Share

Intip Kisah Nguyen Thi Phuong, Wanita Miliader Terkaya Pemilik Maskapai Pramugari Berbikini

Rina Anggraeni, Okezone · Jum'at 09 September 2022 16:43 WIB
https: img.okezone.com content 2022 09 09 455 2664272 intip-kisah-nguyen-thi-phuong-wanita-miliader-terkaya-pemilik-maskapai-pramugari-berbikini-2IJBRqMOmn.jpg Nguyen Thi Phuoang(Foto: CNBC)

JAKARTA- Kisah Nguyen Thi Phuong, wanita miliader terkaya pemilik maskapai pramugari berbikini menarik untuk diulas. Industri pariwisata Indonesia yang semakin berkembang membuat Indonesia semakin digemari oleh wisatawan asing. Maskapai-maskapai Asing pun mulai berdatangan ke langit Indonesia.

Salah satu maskapai yang hendak masuk ke Indonesia adalah VietJet, sebuah maskapai yang terkenal karena para pramugrinya memakai bikini sebagai pakaian dinas mereka. Maskapai tersebut, dibentuk oleh Nguyen Thi Phuong Thao, salah satu miliarder di Vietnam.

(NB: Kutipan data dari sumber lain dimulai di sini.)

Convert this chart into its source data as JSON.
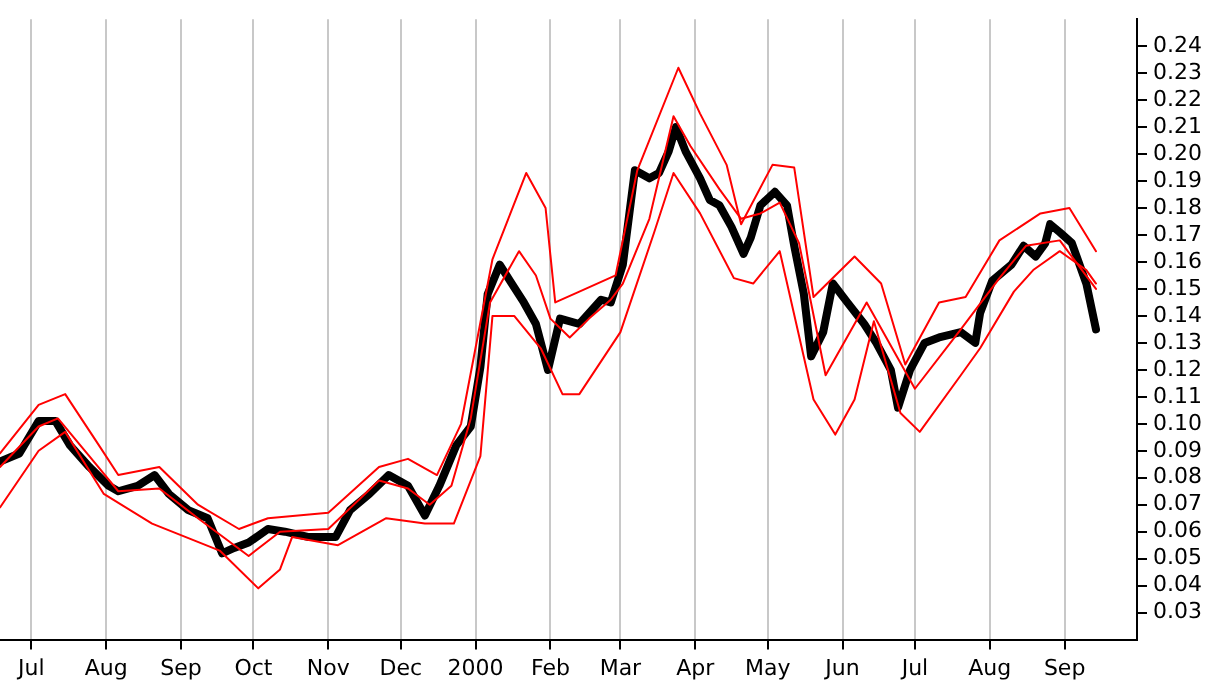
{
  "chart_data": {
    "type": "line",
    "xlim": [
      "1999-06-18",
      "2000-10-01"
    ],
    "ylim": [
      0.02,
      0.25
    ],
    "xticks": [
      {
        "value": "1999-07-01",
        "label": "Jul"
      },
      {
        "value": "1999-08-01",
        "label": "Aug"
      },
      {
        "value": "1999-09-01",
        "label": "Sep"
      },
      {
        "value": "1999-10-01",
        "label": "Oct"
      },
      {
        "value": "1999-11-01",
        "label": "Nov"
      },
      {
        "value": "1999-12-01",
        "label": "Dec"
      },
      {
        "value": "2000-01-01",
        "label": "2000"
      },
      {
        "value": "2000-02-01",
        "label": "Feb"
      },
      {
        "value": "2000-03-01",
        "label": "Mar"
      },
      {
        "value": "2000-04-01",
        "label": "Apr"
      },
      {
        "value": "2000-05-01",
        "label": "May"
      },
      {
        "value": "2000-06-01",
        "label": "Jun"
      },
      {
        "value": "2000-07-01",
        "label": "Jul"
      },
      {
        "value": "2000-08-01",
        "label": "Aug"
      },
      {
        "value": "2000-09-01",
        "label": "Sep"
      }
    ],
    "yticks": [
      0.03,
      0.04,
      0.05,
      0.06,
      0.07,
      0.08,
      0.09,
      {
        "value": 0.1,
        "label": "0.10"
      },
      0.11,
      0.12,
      0.13,
      0.14,
      0.15,
      0.16,
      0.17,
      0.18,
      0.19,
      {
        "value": 0.2,
        "label": "0.20"
      },
      0.21,
      0.22,
      0.23,
      0.24
    ],
    "grid": "x",
    "legend": false,
    "marker": "none",
    "line_style": "solid",
    "series": [
      {
        "color": "#ff0000",
        "x": [
          "1999-06-18",
          "1999-07-04",
          "1999-07-15",
          "1999-07-29",
          "1999-08-06",
          "1999-08-23",
          "1999-09-08",
          "1999-09-25",
          "1999-10-07",
          "1999-11-01",
          "1999-11-22",
          "1999-12-04",
          "1999-12-16",
          "1999-12-26",
          "2000-01-08",
          "2000-01-22",
          "2000-01-30",
          "2000-02-03",
          "2000-02-13",
          "2000-02-28",
          "2000-03-08",
          "2000-03-25",
          "2000-04-03",
          "2000-04-14",
          "2000-04-20",
          "2000-05-03",
          "2000-05-12",
          "2000-05-20",
          "2000-06-06",
          "2000-06-17",
          "2000-06-27",
          "2000-07-11",
          "2000-07-22",
          "2000-08-05",
          "2000-08-22",
          "2000-09-03",
          "2000-09-14"
        ],
        "values": [
          0.089,
          0.107,
          0.111,
          0.092,
          0.081,
          0.084,
          0.07,
          0.061,
          0.065,
          0.067,
          0.084,
          0.087,
          0.081,
          0.1,
          0.161,
          0.193,
          0.18,
          0.145,
          0.149,
          0.155,
          0.194,
          0.232,
          0.215,
          0.196,
          0.174,
          0.196,
          0.195,
          0.147,
          0.162,
          0.152,
          0.122,
          0.145,
          0.147,
          0.168,
          0.178,
          0.18,
          0.164
        ]
      },
      {
        "color": "#ff0000",
        "x": [
          "1999-06-18",
          "1999-07-04",
          "1999-07-12",
          "1999-07-25",
          "1999-08-06",
          "1999-08-23",
          "1999-09-08",
          "1999-09-29",
          "1999-10-12",
          "1999-11-01",
          "1999-11-22",
          "1999-12-04",
          "1999-12-13",
          "1999-12-22",
          "1999-12-30",
          "2000-01-07",
          "2000-01-19",
          "2000-01-26",
          "2000-02-01",
          "2000-02-09",
          "2000-02-17",
          "2000-02-26",
          "2000-03-02",
          "2000-03-13",
          "2000-03-23",
          "2000-03-30",
          "2000-04-11",
          "2000-04-20",
          "2000-04-28",
          "2000-05-06",
          "2000-05-14",
          "2000-05-25",
          "2000-06-11",
          "2000-07-01",
          "2000-07-20",
          "2000-08-05",
          "2000-08-16",
          "2000-08-30",
          "2000-09-14"
        ],
        "values": [
          0.084,
          0.099,
          0.102,
          0.088,
          0.075,
          0.076,
          0.065,
          0.051,
          0.06,
          0.061,
          0.079,
          0.076,
          0.07,
          0.077,
          0.102,
          0.145,
          0.164,
          0.155,
          0.139,
          0.132,
          0.139,
          0.146,
          0.152,
          0.176,
          0.214,
          0.203,
          0.187,
          0.176,
          0.178,
          0.182,
          0.167,
          0.118,
          0.145,
          0.113,
          0.135,
          0.154,
          0.166,
          0.168,
          0.15
        ]
      },
      {
        "color": "#ff0000",
        "x": [
          "1999-06-18",
          "1999-07-04",
          "1999-07-15",
          "1999-07-31",
          "1999-08-20",
          "1999-09-17",
          "1999-10-03",
          "1999-10-12",
          "1999-10-17",
          "1999-11-05",
          "1999-11-25",
          "1999-12-11",
          "1999-12-23",
          "2000-01-03",
          "2000-01-08",
          "2000-01-17",
          "2000-01-28",
          "2000-02-06",
          "2000-02-13",
          "2000-03-01",
          "2000-03-15",
          "2000-03-23",
          "2000-04-03",
          "2000-04-17",
          "2000-04-25",
          "2000-05-06",
          "2000-05-20",
          "2000-05-29",
          "2000-06-06",
          "2000-06-14",
          "2000-06-25",
          "2000-07-03",
          "2000-07-20",
          "2000-07-28",
          "2000-08-11",
          "2000-08-19",
          "2000-08-30",
          "2000-09-10",
          "2000-09-14"
        ],
        "values": [
          0.069,
          0.09,
          0.097,
          0.074,
          0.063,
          0.053,
          0.039,
          0.046,
          0.058,
          0.055,
          0.065,
          0.063,
          0.063,
          0.088,
          0.14,
          0.14,
          0.128,
          0.111,
          0.111,
          0.134,
          0.171,
          0.193,
          0.178,
          0.154,
          0.152,
          0.164,
          0.109,
          0.096,
          0.109,
          0.138,
          0.104,
          0.097,
          0.118,
          0.128,
          0.149,
          0.157,
          0.164,
          0.157,
          0.152
        ]
      },
      {
        "color": "#000000",
        "x": [
          "1999-06-18",
          "1999-06-26",
          "1999-07-04",
          "1999-07-11",
          "1999-07-17",
          "1999-07-25",
          "1999-08-02",
          "1999-08-06",
          "1999-08-14",
          "1999-08-21",
          "1999-08-27",
          "1999-09-04",
          "1999-09-12",
          "1999-09-18",
          "1999-09-23",
          "1999-09-29",
          "1999-10-07",
          "1999-10-14",
          "1999-10-24",
          "1999-11-04",
          "1999-11-10",
          "1999-11-18",
          "1999-11-26",
          "1999-12-04",
          "1999-12-11",
          "1999-12-17",
          "1999-12-24",
          "1999-12-30",
          "2000-01-03",
          "2000-01-06",
          "2000-01-11",
          "2000-01-16",
          "2000-01-21",
          "2000-01-26",
          "2000-01-31",
          "2000-02-05",
          "2000-02-13",
          "2000-02-22",
          "2000-02-26",
          "2000-03-02",
          "2000-03-07",
          "2000-03-13",
          "2000-03-17",
          "2000-03-21",
          "2000-03-24",
          "2000-03-28",
          "2000-04-03",
          "2000-04-07",
          "2000-04-11",
          "2000-04-16",
          "2000-04-21",
          "2000-04-24",
          "2000-04-28",
          "2000-05-04",
          "2000-05-09",
          "2000-05-12",
          "2000-05-16",
          "2000-05-19",
          "2000-05-24",
          "2000-05-28",
          "2000-06-03",
          "2000-06-10",
          "2000-06-15",
          "2000-06-21",
          "2000-06-24",
          "2000-06-29",
          "2000-07-05",
          "2000-07-11",
          "2000-07-20",
          "2000-07-26",
          "2000-07-28",
          "2000-08-02",
          "2000-08-10",
          "2000-08-15",
          "2000-08-20",
          "2000-08-24",
          "2000-08-26",
          "2000-08-30",
          "2000-09-04",
          "2000-09-10",
          "2000-09-14"
        ],
        "values": [
          0.086,
          0.089,
          0.101,
          0.101,
          0.092,
          0.084,
          0.077,
          0.075,
          0.077,
          0.081,
          0.074,
          0.068,
          0.065,
          0.052,
          0.054,
          0.056,
          0.061,
          0.06,
          0.058,
          0.058,
          0.068,
          0.074,
          0.081,
          0.077,
          0.066,
          0.077,
          0.092,
          0.099,
          0.121,
          0.148,
          0.159,
          0.152,
          0.145,
          0.137,
          0.12,
          0.139,
          0.137,
          0.146,
          0.145,
          0.159,
          0.194,
          0.191,
          0.193,
          0.201,
          0.21,
          0.201,
          0.191,
          0.183,
          0.181,
          0.173,
          0.163,
          0.169,
          0.181,
          0.186,
          0.181,
          0.166,
          0.148,
          0.125,
          0.134,
          0.152,
          0.145,
          0.137,
          0.13,
          0.12,
          0.106,
          0.12,
          0.13,
          0.132,
          0.134,
          0.13,
          0.141,
          0.153,
          0.159,
          0.166,
          0.162,
          0.167,
          0.174,
          0.171,
          0.167,
          0.152,
          0.135
        ]
      }
    ]
  }
}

Pada Desember 2011, Nguyen Thi Phuong Thao meluncurkan maskapai anggaran pertama Vietnam, bertaruh bahwa dia bisa mengganggu industri yang didominasi oleh operator milik nasional.

Kisah Nguyen Thi Phuong, wanita miliader terkaya pemilik maskapai pramugari berbikini mmebuat VietJet Air, yang go public bulan lalu, beroperasi lebih dari 40% dari penerbangan negara itu dan menawarkan USD1,2 miliar dalam pendapatan.

Baca Juga: Peduli Pejuang Kanker, Donasi Rambut Bersama Lifebuoy dan MNC Peduli Tengah Berlangsung!

Berkat usahanya tersebut, Thao telah membuat sejarah yakni menjadi baru dalam dunia bisnis yang selama ini didominasi pria. Thao menjadi miliarder wanita pertama di Vietnam karena usahanya sendiri.

Dengan usahanya, Thao meraih kekayaan mencapai USD2,5 miliar atau setara dengan Rp35 triliun dan berhasil menjadi wanita terkaya se-Asia Tenggara.

Setelah mempelajari ekonomi dan keuangan di Rusia Soviet pada 1980-an, Nguyen memulai trading komoditas di Eropa Timur dan Asia. Dia kembali ke Vietnam satu dekade kemudian, dan mulai berinvestasi di bank sebelum beralih ke proyek-proyek real estate di Ho Chi Minh City dan resort di Vietnam Tengah.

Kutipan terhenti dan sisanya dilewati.